= George Hoggart Toulmin =

English physician and geologist

George Hoggart Toulmin (1754 – July 1817) was an English physician and writer who examined geology and planetary history. He was among the first to suggest that the earth was undergoing constant change, contrary to Aristotelian ideas of a planet unchanged since creation.

Toulmin was born in Southwark and studied medicine at the University of Edinburgh where he was influenced by John Brown. His MD thesis for 1779 was De cynanche tonsillari. He worked in Sussex and the West Midlands. His geology works were The antiquity and duration of the world (1780) which went into a second edition as The antiquity of the world (1783) and a third edition The eternity of the world (1785). He also wrote The eternity of the universe (1789). His work rejected earlier ideas which had essentially based themselves in interpretations of the Old Testament. He noted that there was constant motion, decay, erosion, the deposition of fossil bearing sediment and the erosion of mountains and suggested that they may be formed also by elevation. His ideas on earth dynamics preceded those of James Hutton who independently proposed similar ideas in Theory of the Earth (1788).
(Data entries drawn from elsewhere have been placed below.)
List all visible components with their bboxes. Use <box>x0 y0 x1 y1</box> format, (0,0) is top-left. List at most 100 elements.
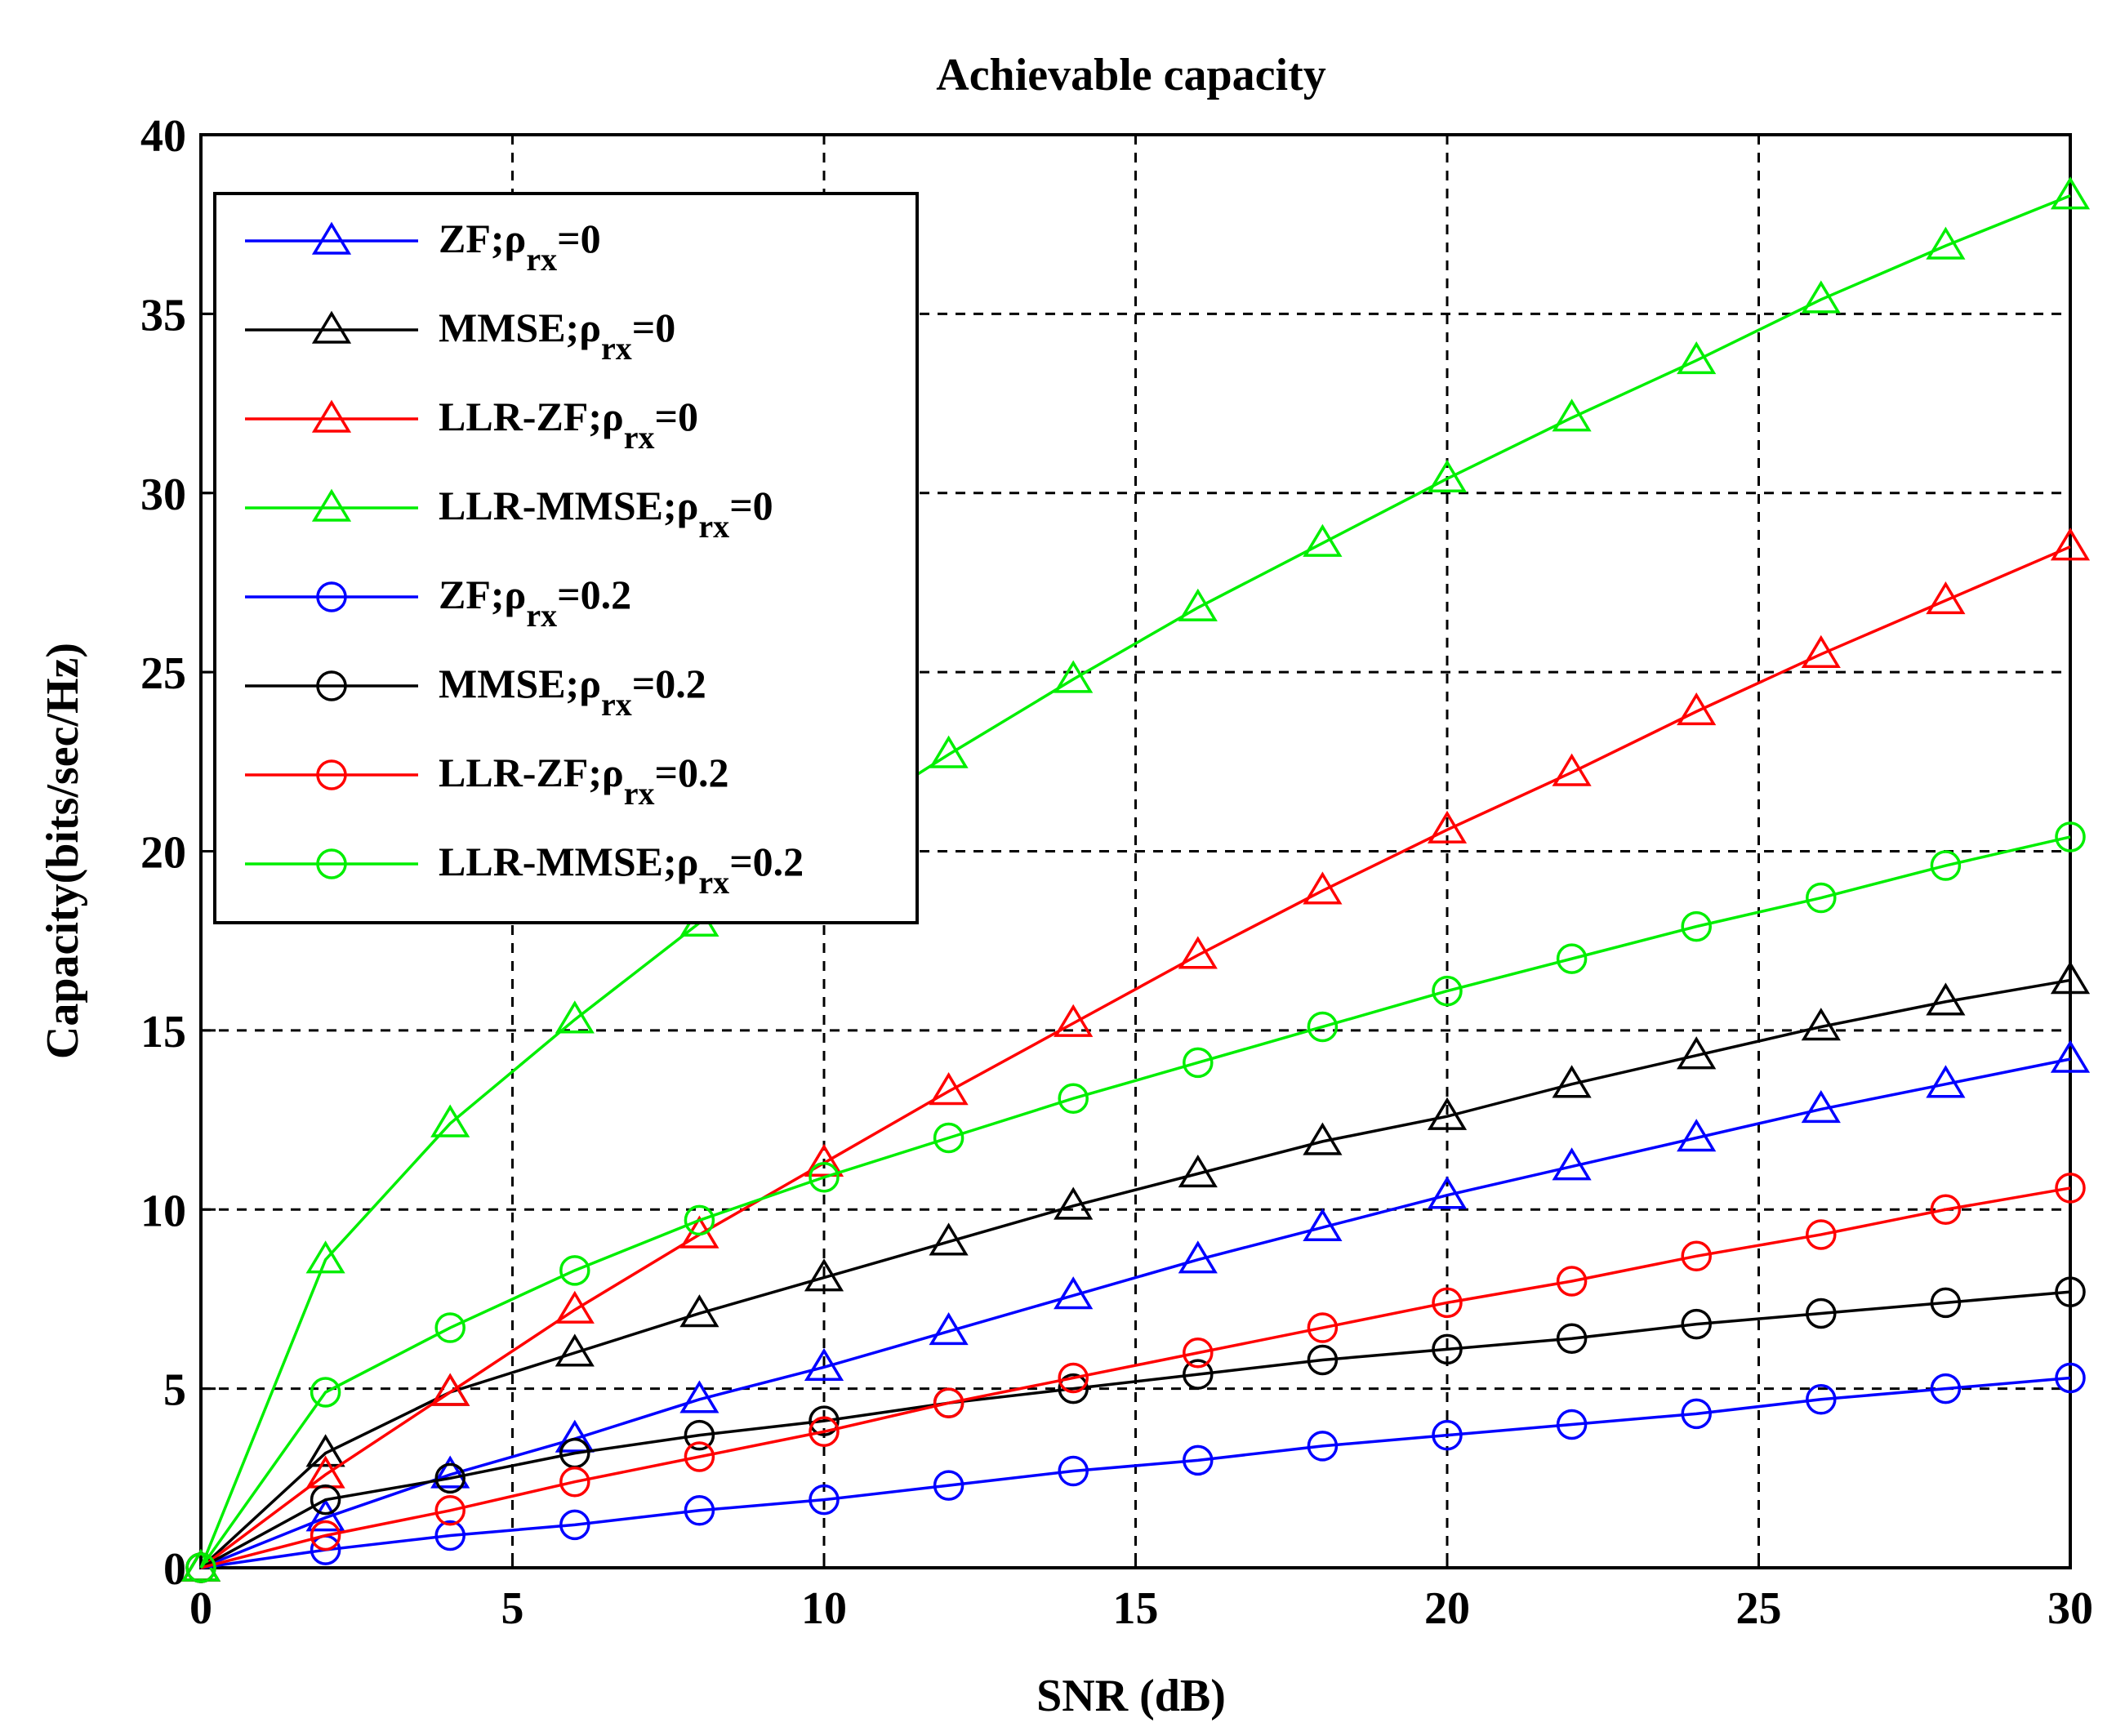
chart-title: Achievable capacity <box>936 50 1325 100</box>
y-tick-label: 40 <box>140 111 186 162</box>
data-point <box>434 1495 466 1526</box>
legend-label: MMSE;ρrx=0.2 <box>439 661 706 723</box>
x-tick-label: 5 <box>501 1583 524 1634</box>
legend-label-end: =0.2 <box>729 839 804 884</box>
data-point <box>1681 910 1712 942</box>
data-point <box>185 1552 216 1583</box>
data-point <box>310 1377 341 1408</box>
x-tick-label: 15 <box>1113 1583 1159 1634</box>
series-3 <box>180 176 2091 1582</box>
data-point <box>1432 1287 1463 1319</box>
legend-label-sub: rx <box>624 775 655 812</box>
data-point <box>1427 810 1468 844</box>
data-point <box>1930 850 1962 881</box>
data-point <box>1427 1097 1468 1130</box>
series-6 <box>185 1173 2086 1583</box>
legend-entry: LLR-MMSE;ρrx=0 <box>245 483 773 545</box>
data-point <box>684 1204 715 1236</box>
y-tick-label: 20 <box>140 828 186 879</box>
data-point <box>1054 1186 1094 1220</box>
legend-marker <box>316 848 347 879</box>
data-point <box>933 1470 964 1501</box>
data-point <box>2050 527 2091 561</box>
legend-marker <box>311 221 352 255</box>
legend-entry: ZF;ρrx=0 <box>245 216 601 278</box>
data-point <box>1801 1008 1841 1041</box>
legend-entry: ZF;ρrx=0.2 <box>245 572 631 634</box>
data-point <box>1303 871 1343 905</box>
data-point <box>559 1509 590 1541</box>
data-point <box>2055 821 2086 852</box>
data-point <box>804 1258 844 1292</box>
data-point <box>1677 692 1717 726</box>
data-point <box>310 1520 341 1551</box>
legend-box <box>213 192 919 924</box>
legend-label: ZF;ρrx=0 <box>439 216 601 278</box>
series-group <box>180 176 2091 1583</box>
x-tick-label: 20 <box>1424 1583 1470 1634</box>
data-point <box>305 1498 345 1532</box>
data-point <box>684 1419 715 1451</box>
legend-marker <box>311 488 352 522</box>
data-point <box>1806 1384 1837 1415</box>
data-point <box>1432 975 1463 1007</box>
data-point <box>430 1104 470 1137</box>
series-0 <box>180 1039 2091 1582</box>
data-point <box>2055 1362 2086 1394</box>
data-point <box>1801 634 1841 668</box>
legend-label: LLR-MMSE;ρrx=0.2 <box>439 839 804 901</box>
data-point <box>1178 936 1218 969</box>
legend-label-main: ZF;ρ <box>439 572 526 617</box>
data-point <box>1307 1344 1339 1376</box>
y-tick-label: 35 <box>140 290 186 341</box>
legend-label-end: =0 <box>729 483 773 528</box>
series-2 <box>180 527 2091 1582</box>
series-1 <box>180 961 2091 1582</box>
data-point <box>2055 1276 2086 1307</box>
data-point <box>430 1373 470 1406</box>
data-point <box>1307 1011 1339 1043</box>
legend-label-main: ZF;ρ <box>439 216 526 261</box>
y-tick-label: 15 <box>140 1007 186 1057</box>
data-point <box>1930 1194 1962 1225</box>
data-point <box>305 1240 345 1274</box>
data-point <box>555 1290 595 1324</box>
data-point <box>933 1122 964 1154</box>
data-point <box>929 735 969 768</box>
data-point <box>434 1312 466 1343</box>
legend-label: LLR-ZF;ρrx=0 <box>439 394 698 456</box>
legend-label-end: =0.2 <box>632 661 706 706</box>
data-point <box>1552 1147 1592 1181</box>
data-point <box>310 1484 341 1516</box>
data-point <box>1930 1287 1962 1319</box>
legend-label: ZF;ρrx=0.2 <box>439 572 631 634</box>
data-point <box>1801 1089 1841 1124</box>
series-line <box>200 1290 2071 1569</box>
x-tick-label: 25 <box>1736 1583 1782 1634</box>
data-point <box>929 1072 969 1106</box>
data-point <box>809 1162 840 1193</box>
legend-label-end: =0.2 <box>557 572 631 617</box>
legend-label: MMSE;ρrx=0 <box>439 305 675 367</box>
data-point <box>434 1520 466 1551</box>
data-point <box>929 1222 969 1256</box>
data-point <box>1930 1373 1962 1404</box>
series-line <box>199 194 2071 1569</box>
legend-label-main: LLR-ZF;ρ <box>439 394 624 439</box>
data-point <box>1432 1419 1463 1451</box>
data-point <box>1303 523 1343 557</box>
data-point <box>559 1255 590 1286</box>
data-point <box>2050 961 2091 995</box>
legend-marker <box>311 399 352 433</box>
data-point <box>1926 581 1966 615</box>
data-point <box>1058 1455 1089 1487</box>
data-point <box>1058 1373 1089 1404</box>
y-axis-label: Capacity(bits/sec/Hz) <box>38 643 88 1059</box>
series-line <box>199 835 2071 1569</box>
x-tick-label: 10 <box>801 1583 847 1634</box>
x-axis-label: SNR (dB) <box>1036 1671 1226 1721</box>
data-point <box>1183 1338 1214 1369</box>
legend-label: LLR-ZF;ρrx=0.2 <box>439 750 729 812</box>
data-point <box>1058 1362 1089 1394</box>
Toulmin was also interested in the nature of human civilization and wondered if the processes that worked on the earth might also have similarly affected humans. Toulmin's works were largely ignored, or even actively suppressed by contemporaries like Charles Lyell, until the Russian geologist S.I. Tomkieff noted in 1948, the similarities of Toulmin's ideas to those of Hutton. Some had suggested plagiarism by Hutton but these have been dismissed by others.